Appellant Jerome Peter Kraus purports to appeal from a December 18, 2014 order denying his motion for a modification of spousal support filed in this family law dissolution matter. However, the notice of appeal, designated as a cross-appeal, purports to appeal from a judgment after an order granting a summary judgment motion. Appellant’s brief (no reply brief has been filed by appellant after respondent filed her brief on appeal) presents a compilation of disjointed historical facts and claims which fail to comply with many fundamental rules of appellate procedure. Those deficiencies include the failure to: (1) present legal analysis and relevant supporting authority1 for each point asserted, with appropriate citations to the record on appeal (Duarte v. Chino
1 Appellant cites no California case law supporting his appeal and three cases from foreign jurisdictions that do not bear directly on the issue he raises in this appeal: one from the Louisiana Court of Appeal, one from the South Carolina Supreme Court, and one from a New Jersey superior court.

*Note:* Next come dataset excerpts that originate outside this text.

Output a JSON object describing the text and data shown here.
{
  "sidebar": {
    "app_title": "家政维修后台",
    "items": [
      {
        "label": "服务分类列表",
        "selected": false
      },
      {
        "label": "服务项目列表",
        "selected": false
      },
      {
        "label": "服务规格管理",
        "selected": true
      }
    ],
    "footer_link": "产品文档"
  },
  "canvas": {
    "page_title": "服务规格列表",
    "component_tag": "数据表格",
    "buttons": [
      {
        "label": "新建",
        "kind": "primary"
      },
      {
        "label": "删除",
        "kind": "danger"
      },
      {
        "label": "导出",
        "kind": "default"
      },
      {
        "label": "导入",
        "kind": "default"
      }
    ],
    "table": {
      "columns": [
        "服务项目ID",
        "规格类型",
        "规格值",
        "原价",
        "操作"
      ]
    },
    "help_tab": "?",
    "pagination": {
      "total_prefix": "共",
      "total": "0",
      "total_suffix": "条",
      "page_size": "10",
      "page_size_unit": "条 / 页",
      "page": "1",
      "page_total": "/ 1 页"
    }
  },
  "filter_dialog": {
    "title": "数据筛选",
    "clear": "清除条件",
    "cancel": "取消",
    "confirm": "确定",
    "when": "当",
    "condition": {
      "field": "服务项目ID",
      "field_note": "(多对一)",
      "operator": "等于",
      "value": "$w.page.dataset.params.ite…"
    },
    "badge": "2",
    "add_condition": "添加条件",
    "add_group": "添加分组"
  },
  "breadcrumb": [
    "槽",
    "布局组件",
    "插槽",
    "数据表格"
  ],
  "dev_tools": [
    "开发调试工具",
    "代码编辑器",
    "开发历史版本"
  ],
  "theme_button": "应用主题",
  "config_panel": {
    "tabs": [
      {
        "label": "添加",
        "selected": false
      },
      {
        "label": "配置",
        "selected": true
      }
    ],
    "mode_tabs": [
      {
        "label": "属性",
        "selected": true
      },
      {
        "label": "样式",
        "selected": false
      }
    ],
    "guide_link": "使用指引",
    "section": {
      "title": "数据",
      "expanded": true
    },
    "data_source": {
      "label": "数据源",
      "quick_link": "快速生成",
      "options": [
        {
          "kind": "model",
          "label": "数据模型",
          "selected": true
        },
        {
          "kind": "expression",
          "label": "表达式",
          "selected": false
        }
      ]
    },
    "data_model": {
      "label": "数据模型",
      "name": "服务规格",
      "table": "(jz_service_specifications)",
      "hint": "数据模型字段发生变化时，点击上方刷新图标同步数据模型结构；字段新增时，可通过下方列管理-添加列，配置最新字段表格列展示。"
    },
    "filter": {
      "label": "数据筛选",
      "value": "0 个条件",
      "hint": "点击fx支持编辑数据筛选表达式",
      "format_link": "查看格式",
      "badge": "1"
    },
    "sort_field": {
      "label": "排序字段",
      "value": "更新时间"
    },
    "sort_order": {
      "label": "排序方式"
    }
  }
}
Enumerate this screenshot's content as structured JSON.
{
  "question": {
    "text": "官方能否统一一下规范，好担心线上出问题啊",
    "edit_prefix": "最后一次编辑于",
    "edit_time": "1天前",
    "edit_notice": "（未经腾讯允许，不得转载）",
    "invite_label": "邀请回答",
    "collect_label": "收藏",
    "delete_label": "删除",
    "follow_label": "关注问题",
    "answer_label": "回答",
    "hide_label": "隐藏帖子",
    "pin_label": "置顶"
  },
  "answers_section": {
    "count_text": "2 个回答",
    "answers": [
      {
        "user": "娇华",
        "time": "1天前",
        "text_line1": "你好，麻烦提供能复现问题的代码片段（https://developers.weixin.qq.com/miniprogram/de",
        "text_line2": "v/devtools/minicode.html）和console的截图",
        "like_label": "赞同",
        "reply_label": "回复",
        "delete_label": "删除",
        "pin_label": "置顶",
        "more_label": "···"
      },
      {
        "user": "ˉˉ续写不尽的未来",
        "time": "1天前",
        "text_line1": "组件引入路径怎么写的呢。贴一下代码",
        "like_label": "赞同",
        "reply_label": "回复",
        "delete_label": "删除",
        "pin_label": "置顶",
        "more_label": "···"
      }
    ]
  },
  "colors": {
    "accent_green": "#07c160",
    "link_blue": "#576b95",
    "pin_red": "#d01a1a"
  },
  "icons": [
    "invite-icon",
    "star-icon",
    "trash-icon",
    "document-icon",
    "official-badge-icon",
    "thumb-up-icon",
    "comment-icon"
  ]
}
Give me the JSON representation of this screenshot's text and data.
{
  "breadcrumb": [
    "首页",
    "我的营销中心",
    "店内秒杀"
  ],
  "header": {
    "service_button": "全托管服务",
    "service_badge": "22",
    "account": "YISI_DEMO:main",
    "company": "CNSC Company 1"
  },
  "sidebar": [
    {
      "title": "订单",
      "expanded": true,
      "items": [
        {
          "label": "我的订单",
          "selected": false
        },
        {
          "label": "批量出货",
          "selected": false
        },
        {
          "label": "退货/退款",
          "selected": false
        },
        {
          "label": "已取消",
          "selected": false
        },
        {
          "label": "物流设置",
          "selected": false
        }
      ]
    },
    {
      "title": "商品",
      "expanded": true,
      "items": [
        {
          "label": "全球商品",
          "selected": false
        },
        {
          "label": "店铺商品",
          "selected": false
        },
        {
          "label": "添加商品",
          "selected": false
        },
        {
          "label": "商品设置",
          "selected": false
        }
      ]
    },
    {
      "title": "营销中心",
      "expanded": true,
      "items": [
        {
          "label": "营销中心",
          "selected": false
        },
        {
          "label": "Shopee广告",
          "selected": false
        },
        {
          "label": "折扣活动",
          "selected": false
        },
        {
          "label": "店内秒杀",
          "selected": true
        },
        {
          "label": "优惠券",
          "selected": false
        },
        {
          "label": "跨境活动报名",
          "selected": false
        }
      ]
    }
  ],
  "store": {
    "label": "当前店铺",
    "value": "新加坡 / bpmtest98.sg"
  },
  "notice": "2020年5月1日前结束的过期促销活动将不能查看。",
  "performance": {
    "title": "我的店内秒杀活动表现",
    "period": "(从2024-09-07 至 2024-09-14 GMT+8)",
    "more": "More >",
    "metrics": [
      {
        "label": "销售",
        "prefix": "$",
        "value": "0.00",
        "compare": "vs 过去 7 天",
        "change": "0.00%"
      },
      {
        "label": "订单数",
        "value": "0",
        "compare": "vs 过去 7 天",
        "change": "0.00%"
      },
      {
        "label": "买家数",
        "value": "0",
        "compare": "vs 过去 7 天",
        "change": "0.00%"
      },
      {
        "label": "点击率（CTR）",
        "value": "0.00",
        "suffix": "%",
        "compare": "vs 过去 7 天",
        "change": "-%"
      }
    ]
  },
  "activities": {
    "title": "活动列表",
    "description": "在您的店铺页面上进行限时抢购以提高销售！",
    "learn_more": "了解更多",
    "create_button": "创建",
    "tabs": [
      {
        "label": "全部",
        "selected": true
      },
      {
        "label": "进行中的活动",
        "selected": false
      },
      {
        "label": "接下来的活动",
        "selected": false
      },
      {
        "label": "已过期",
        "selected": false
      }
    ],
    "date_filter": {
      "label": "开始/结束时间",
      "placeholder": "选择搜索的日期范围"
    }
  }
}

1 Community Hospital (1999) 72 Cal.App.4th 849, 856); (2) support references to the record with a citation to the volume and page number in the record where the matter appears; and (3) state the nature of the action, the relief sought in the trial court, and to summarize the significant facts, but limited to matters in the record (Cal. Rules of Court, rule 8.204(a)(1)(C), (2)(A), (C)). Appellant’s statement of facts is bereft of any citations to the record. In addition, he appears to have incorporated only his view of the facts. This one-sided presentation of the evidence violates another established rule of appellate practice: an appellant must fairly set forth all of the significant facts, not just those beneficial to him. (Foreman & Clark Corp. v. Fallon (1971) 3 Cal.3d 875, 881.) These are not mere technical requirements, but important rules of appellate procedure designed to alleviate the burden on the court by requiring litigants to present their cause systematically so that the court “may be advised, as they read, of the exact question under consideration, instead of being compelled to extricate it from the mass.” (Landa v. Steinberg (1932) 126 Cal.App. 324, 325.) We note that appellant appears before us in propria persona. His unrepresented status in no way excuses the deficiencies in his brief. (Burnete v. La Casa Dana Apartments (2007) 148 Cal.App.4th 1262, 1267 [“ ‘ “[T]he in propria persona litigant is held to the same restrictive rules of procedure as an attorney” ’ ”].) Those representing themselves are afforded no additional leniency or immunity from the rules of appellate procedure simply because of their in propria persona status. (See Rappleyea v. Campbell (1994) 8 Cal.4th 975, 984–985; see also Nwosu v. Uba (2004) 122 Cal.App.4th 1229, 1246–1247.) These deficiencies are a separate and independent basis for affirming the order denying appellant’s motion to modify spousal support. It is well settled that a party challenging a judgment has the burden of showing reversible error by an adequate record. (Ballard v. Uribe (1986) 41 Cal.3d 564, 574; 9 Witkin, Cal. Procedure (5th ed. 2008) Appeal, § 628, p. 704.) “ ‘It is elementary and fundamental that on a clerk’s transcript appeal the appellate court must conclusively presume that the evidence is ample to sustain the findings, and that the only questions
2 presented are as to the sufficiency of the pleadings and whether the findings support the judgment.’ [Citations.]” (Ehrler v. Ehrler (1981) 126 Cal.App.3d 147, 154, see also Gee v. American Realty & Construction, Inc. (2002) 99 Cal.App.4th 1412, 1416 [if record is inadequate for meaningful review, the appellant defaults and the trial court's decision should be affirmed.]) In the absence of an adequate record here, we must presume that the court's judgment is correct. On the record before us, no error appears. DISPOSITION The order denying appellant’s motion to modify spousal support is affirmed.
3 _________________________ RUVOLO, P. J.
We concur:
_________________________ REARDON, J.
_________________________ RIVERA, J.